James R. Russo on Jacques Rivette

“Rivette’s film is multifaceted in its cinematic re-education of viewers. Céline and Julie Go Boating presents its audience with a vision of what is cinematically possible, filtered through a study of the rigidity of the forms of the past. This begins with issues of film length and respect for the audience. Rivette rejects the notion of the democratic principle whereby filmmakers are encouraged to continue making rehashes of the same ideologically nonsensical fluff, due to a history of filmgoers’ paying their money to see such films. The tradition of rigid adherence to the ninety-minute to two-hour time frame, enforced by the laws of free-market capitalism, is exploded by Rivette. As a maker of films of epic duration, he refuses to confine himself to these arbitrary lengths, or to the even more arbitrary, if unspoken, rules about demands on subject matter and mise-en-scène. Instead, Rivette extends the lengths of his films to a point beyond necessity, where it is understood that the film’s length, in and of itself, is a statement about the system the director works in and rebels against.

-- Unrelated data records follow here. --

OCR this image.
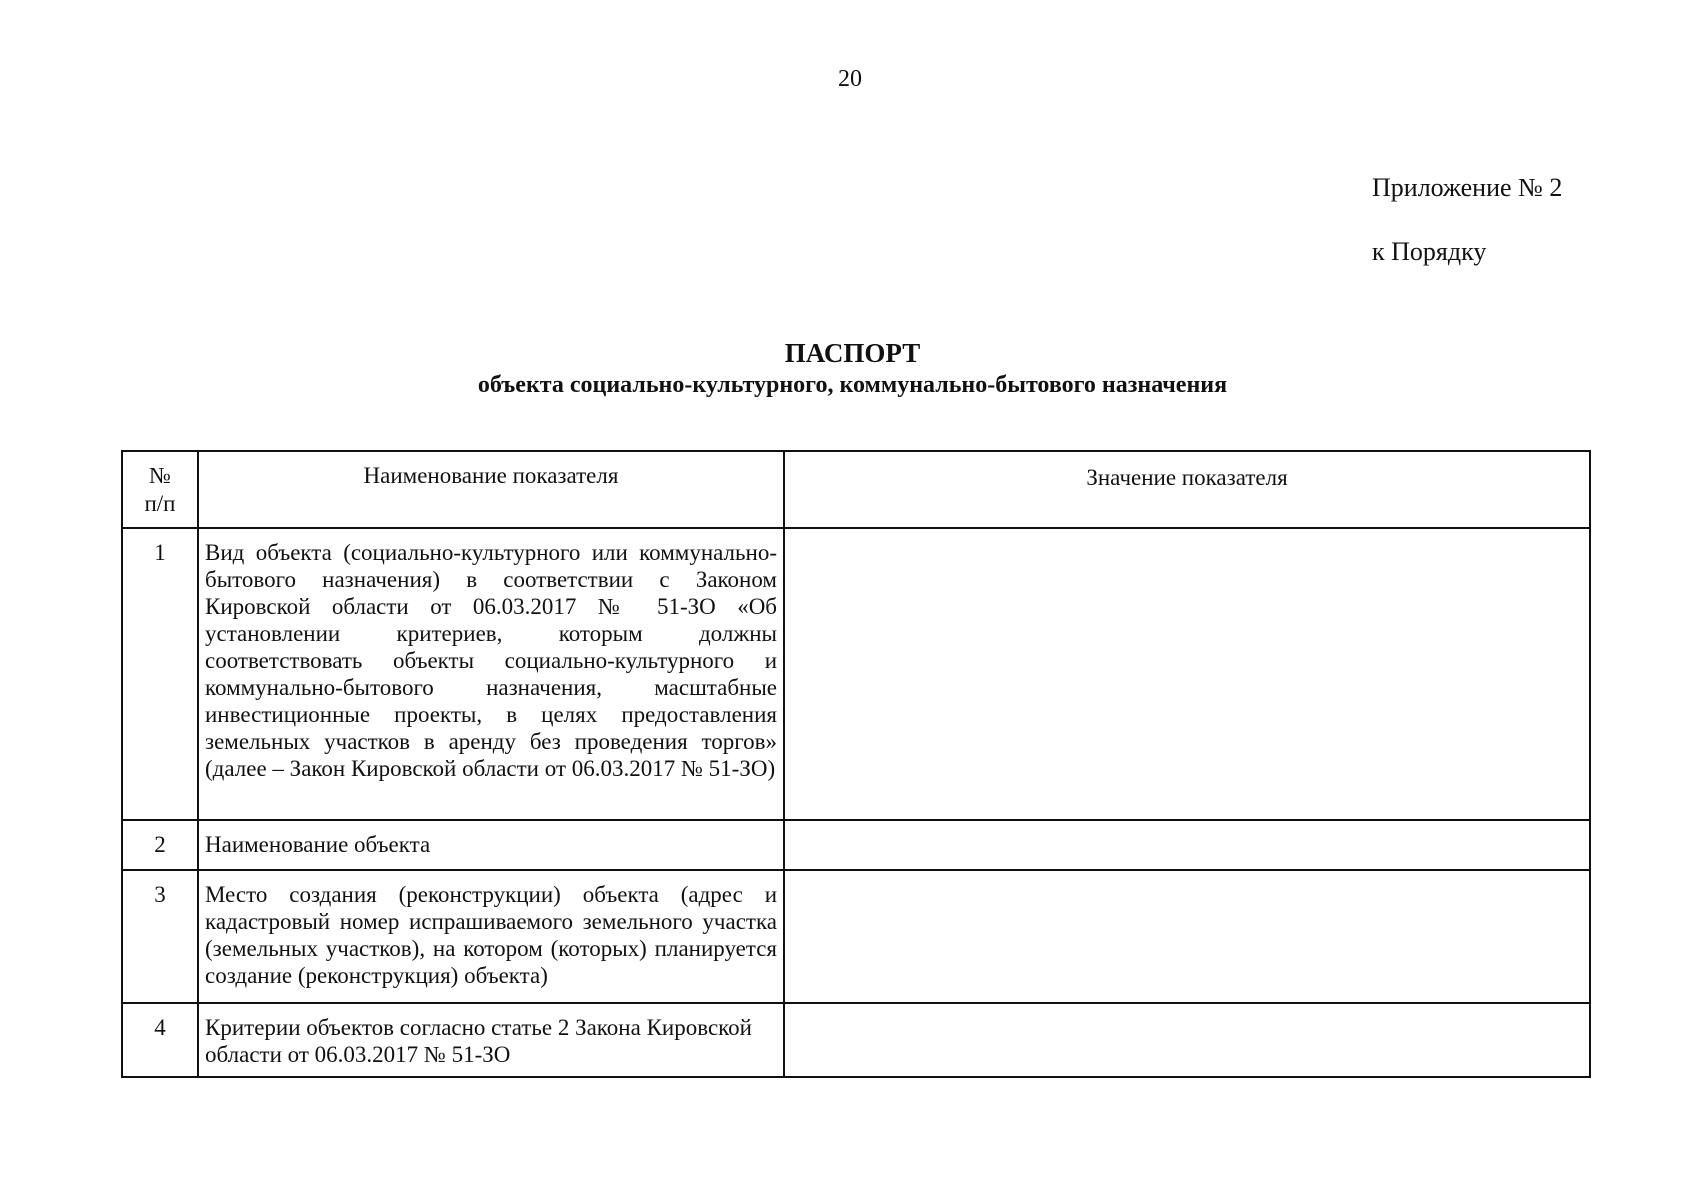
20
Приложение № 2
к Порядку
ПАСПОРТ
объекта социально-культурного, коммунально-бытового назначения
№
п/п	Наименование показателя	Значение показателя

1	Вид объекта (социально-культурного или коммунально-бытового назначения) в соответствии с Законом Кировской области от 06.03.2017 № 51-ЗО «Об установлении критериев, которым должны соответствовать объекты социально-культурного и коммунально-бытового назначения, масштабные инвестиционные проекты, в целях предоставления земельных участков в аренду без проведения торгов» (далее – Закон Кировской области от 06.03.2017 № 51-ЗО)	
2	Наименование объекта	
3	Место создания (реконструкции) объекта (адрес и кадастровый номер испрашиваемого земельного участка (земельных участков), на котором (которых) планируется создание (реконструкция) объекта)	
4	Критерии объектов согласно статье 2 Закона Кировской области от 06.03.2017 № 51-ЗО	
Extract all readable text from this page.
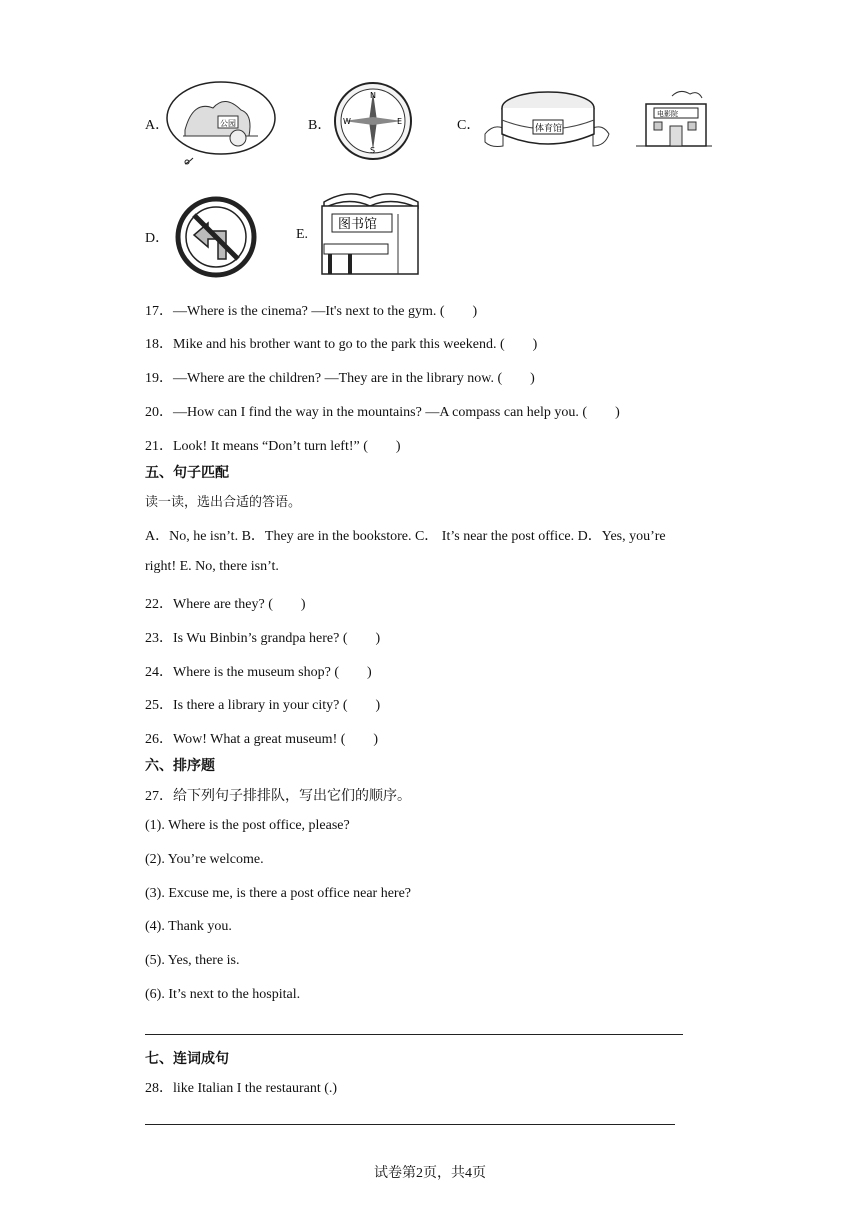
A．	公园	B．
N
S
E
W	C．	体育馆
电影院
D．	E.
图书馆
17．—Where is the cinema? —It's next to the gym. (　　)
18．Mike and his brother want to go to the park this weekend. (　　)
19．—Where are the children? —They are in the library now. (　　)
20．—How can I find the way in the mountains? —A compass can help you. (　　)
21．Look! It means “Don’t turn left!” (　　)
五、句子匹配
读一读，选出合适的答语。
A．No, he isn’t. B．They are in the bookstore. C． It’s near the post office. D．Yes, you’re
right! E. No, there isn’t.
22．Where are they? (　　)
23．Is Wu Binbin’s grandpa here? (　　)
24．Where is the museum shop? (　　)
25．Is there a library in your city? (　　)
26．Wow! What a great museum! (　　)
六、排序题
27．给下列句子排排队，写出它们的顺序。
(1). Where is the post office, please?
(2). You’re welcome.
(3). Excuse me, is there a post office near here?
(4). Thank you.
(5). Yes, there is.
(6). It’s next to the hospital.
七、连词成句
28．like Italian I the restaurant (.)
试卷第2页，共4页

Rivette furthers this impression by seemingly wasting the first twenty minutes of Céline and Julie Go Boating extending the opening chase beyond any narrative obligation. He has thus expressed his belief in the ideal cinema as one of ordeal: namely, a cinema that challenges its viewers to break through mainstream, middlebrow notions of narrative and cinematic technique, into a wider view of acceptable filmic topics and methods. Céline and Julie works off this premise, challenging its viewers with the relatively sparse narrative in its opening sequences in order to prepare them for the breakthrough of the film’s second half, in which the pleasures of storytelling are superbly-at times, whimsically-explored.”